Joseph Cannon said...

b, glad you read the book -- and wish I still had my copy. (It's really rare over here.) But understand that, for present circumstances, it's not about how you see Wilson but how his enemies saw him. This has always been the problem with the Cockburn/Chomsky position on JFK: To their eyes, the establishment had no beef with Kennedy, therefore there was no conspiracy to kill him. As Michael Parenti counter-argued, "Yeah, but did THEY see it that way? Intelligence operatives are notorious for not seeing things the way left-wing writers do."

Angleton was a nut indeed, but he a LOT of power, and he had a circle of contacts throughout the services. Moorer at Defense, Sullivan at FBI. He was given WAY too much credence by the Brits (hence the Wilson plot) and even by a faction within SDECE (specifically, de Vojilis).

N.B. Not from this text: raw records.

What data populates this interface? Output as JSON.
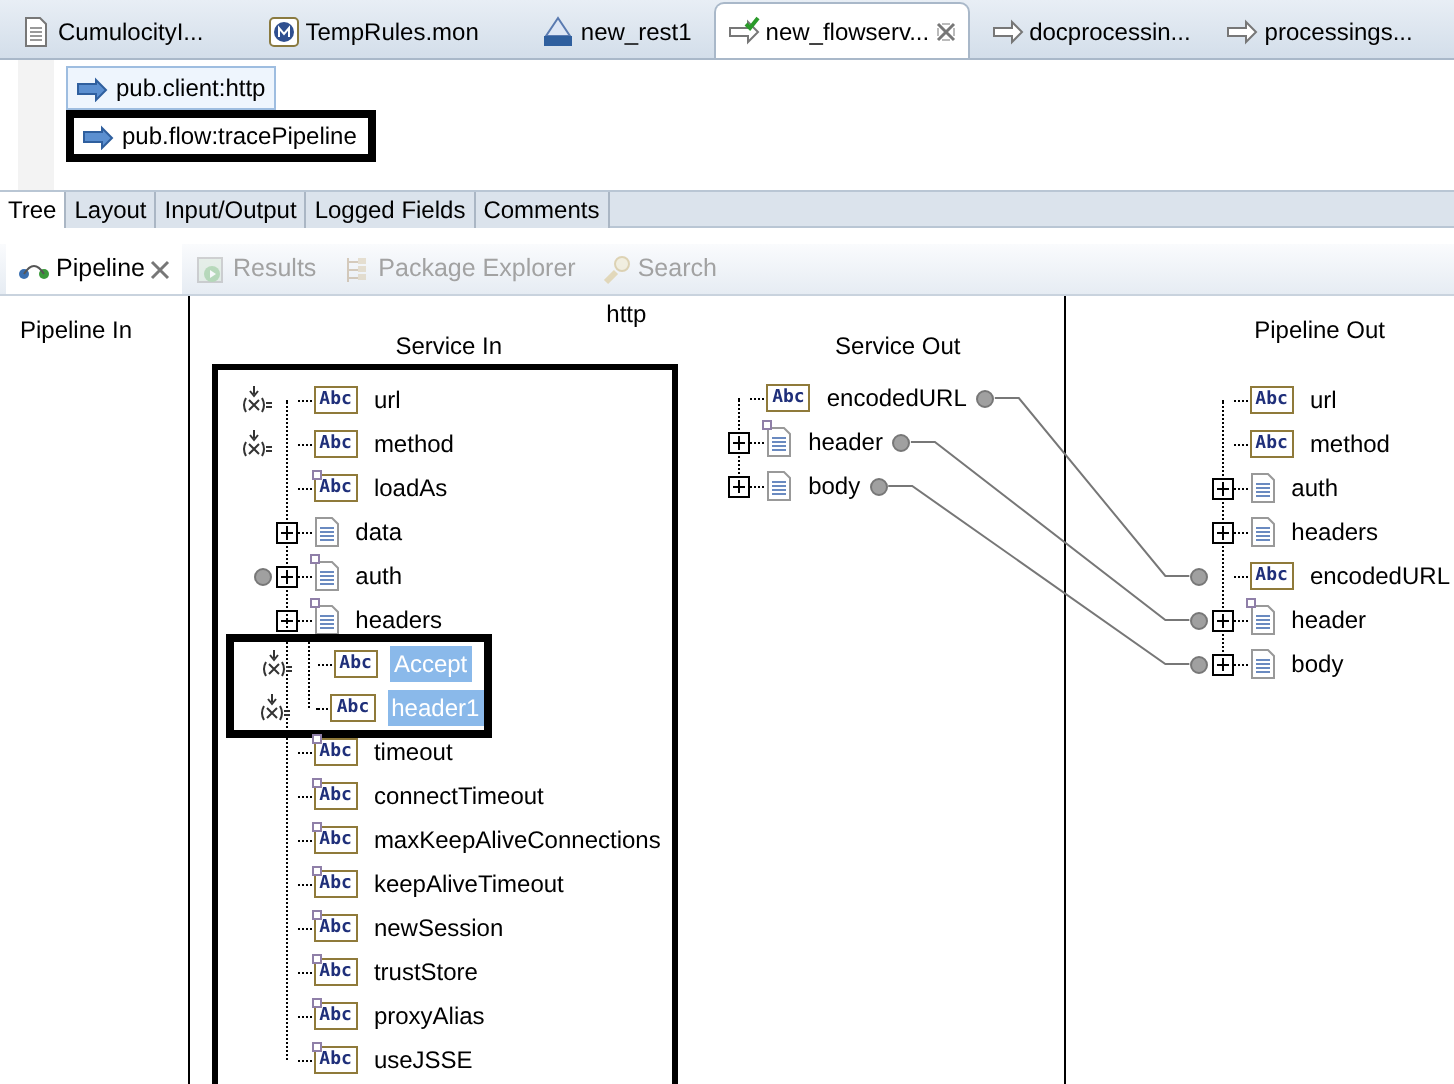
{
  "editor_tabs": [
    {
      "label": "CumulocityI...",
      "kind": "document",
      "selected": false,
      "closable": false
    },
    {
      "label": "TempRules.mon",
      "kind": "monitor",
      "selected": false,
      "closable": false
    },
    {
      "label": "new_rest1",
      "kind": "rest",
      "selected": false,
      "closable": false
    },
    {
      "label": "new_flowserv...",
      "kind": "flow-checked",
      "selected": true,
      "closable": true
    },
    {
      "label": "docprocessin...",
      "kind": "flow",
      "selected": false,
      "closable": false
    },
    {
      "label": "processings...",
      "kind": "flow",
      "selected": false,
      "closable": false
    }
  ],
  "flow_steps": [
    {
      "label": "pub.client:http",
      "selected": true,
      "outlined": false
    },
    {
      "label": "pub.flow:tracePipeline",
      "selected": false,
      "outlined": true
    }
  ],
  "editor_subtabs": [
    {
      "label": "Tree",
      "selected": true
    },
    {
      "label": "Layout",
      "selected": false
    },
    {
      "label": "Input/Output",
      "selected": false
    },
    {
      "label": "Logged Fields",
      "selected": false
    },
    {
      "label": "Comments",
      "selected": false
    }
  ],
  "view_tabs": [
    {
      "label": "Pipeline",
      "kind": "pipeline",
      "selected": true,
      "disabled": false,
      "closable": true
    },
    {
      "label": "Results",
      "kind": "results",
      "selected": false,
      "disabled": true,
      "closable": false
    },
    {
      "label": "Package Explorer",
      "kind": "packages",
      "selected": false,
      "disabled": true,
      "closable": false
    },
    {
      "label": "Search",
      "kind": "search",
      "selected": false,
      "disabled": true,
      "closable": false
    }
  ],
  "pipeline": {
    "pipeline_in": {
      "title": "Pipeline In"
    },
    "service": {
      "title": "http"
    },
    "service_in": {
      "title": "Service In",
      "fields": [
        {
          "name": "url",
          "kind": "string",
          "type_label": "Abc",
          "assigned": true,
          "optional": false
        },
        {
          "name": "method",
          "kind": "string",
          "type_label": "Abc",
          "assigned": true,
          "optional": false
        },
        {
          "name": "loadAs",
          "kind": "string",
          "type_label": "Abc",
          "optional": true
        },
        {
          "name": "data",
          "kind": "document",
          "expanded": false,
          "optional": false
        },
        {
          "name": "auth",
          "kind": "document",
          "expanded": false,
          "optional": true,
          "linked": true
        },
        {
          "name": "headers",
          "kind": "document",
          "expanded": true,
          "optional": true,
          "outlined": true,
          "children": [
            {
              "name": "Accept",
              "kind": "string",
              "type_label": "Abc",
              "assigned": true,
              "optional": false,
              "selected": true
            },
            {
              "name": "header1",
              "kind": "string",
              "type_label": "Abc",
              "assigned": true,
              "optional": false,
              "selected": true
            }
          ]
        },
        {
          "name": "timeout",
          "kind": "string",
          "type_label": "Abc",
          "optional": true
        },
        {
          "name": "connectTimeout",
          "kind": "string",
          "type_label": "Abc",
          "optional": true
        },
        {
          "name": "maxKeepAliveConnections",
          "kind": "string",
          "type_label": "Abc",
          "optional": true
        },
        {
          "name": "keepAliveTimeout",
          "kind": "string",
          "type_label": "Abc",
          "optional": true
        },
        {
          "name": "newSession",
          "kind": "string",
          "type_label": "Abc",
          "optional": true
        },
        {
          "name": "trustStore",
          "kind": "string",
          "type_label": "Abc",
          "optional": true
        },
        {
          "name": "proxyAlias",
          "kind": "string",
          "type_label": "Abc",
          "optional": true
        },
        {
          "name": "useJSSE",
          "kind": "string",
          "type_label": "Abc",
          "optional": true
        }
      ]
    },
    "service_out": {
      "title": "Service Out",
      "fields": [
        {
          "name": "encodedURL",
          "kind": "string",
          "type_label": "Abc",
          "optional": false,
          "linked": true
        },
        {
          "name": "header",
          "kind": "document",
          "expanded": false,
          "optional": true,
          "linked": true
        },
        {
          "name": "body",
          "kind": "document",
          "expanded": false,
          "optional": false,
          "linked": true
        }
      ]
    },
    "pipeline_out": {
      "title": "Pipeline Out",
      "fields": [
        {
          "name": "url",
          "kind": "string",
          "type_label": "Abc",
          "optional": false
        },
        {
          "name": "method",
          "kind": "string",
          "type_label": "Abc",
          "optional": false
        },
        {
          "name": "auth",
          "kind": "document",
          "expanded": false,
          "optional": false
        },
        {
          "name": "headers",
          "kind": "document",
          "expanded": false,
          "optional": false
        },
        {
          "name": "encodedURL",
          "kind": "string",
          "type_label": "Abc",
          "optional": false,
          "linked": true
        },
        {
          "name": "header",
          "kind": "document",
          "expanded": false,
          "optional": true,
          "linked": true
        },
        {
          "name": "body",
          "kind": "document",
          "expanded": false,
          "optional": false,
          "linked": true
        }
      ]
    }
  }
}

The Angletonians had a headquarters in scenic Harper's Ferry, a clubhouse where they got together and made schemes, and also kept files. The Hoover blackmail files probably ended up there. The place mysteriously burnt down in the early 1970s, just as the larger CIA was turning against Angleton. At the same time, Sullivan was shot "mistaken for a deer."

I first learned about all that from a visit to Harper's Ferry back in the 1980s. The locals know the story, or at least they used to. That's what led to my interest in JJA.

The next step woudl be Tom Mangold's bio, incidentally. Well, maybe first interested parties should go here:

http://www.spartacus.schoolnet.co.uk/SSangleton.htm

And here:

http://www.ctka.net/pr700-ang.html
http://www.ctka.net/pr900-ang.html

And the small bit about Newman at the end of this:

http://www.thirdworldtraveler.com/Assassinations_page/Enduring_JFK_Mystery.html

I know it's rather non-Marxist to argue that powerful nutjobs can change the world, but...

Howling Latina said...

You're all wrong. It was Fidel Castro. And before you dismiss the moribund Comrade, think about this.

When have Republican and Democratic presidents EVER agreed on ANYTHING for over 50 years?? And why is it that once Fidel is dead, America can then start a dialogue??

Let's not forget that Oswald visited the Cuban embassy in Mexico City two months before shooting Kennedy. And it's not like Kennedy wasn't trying to do the same thing to him.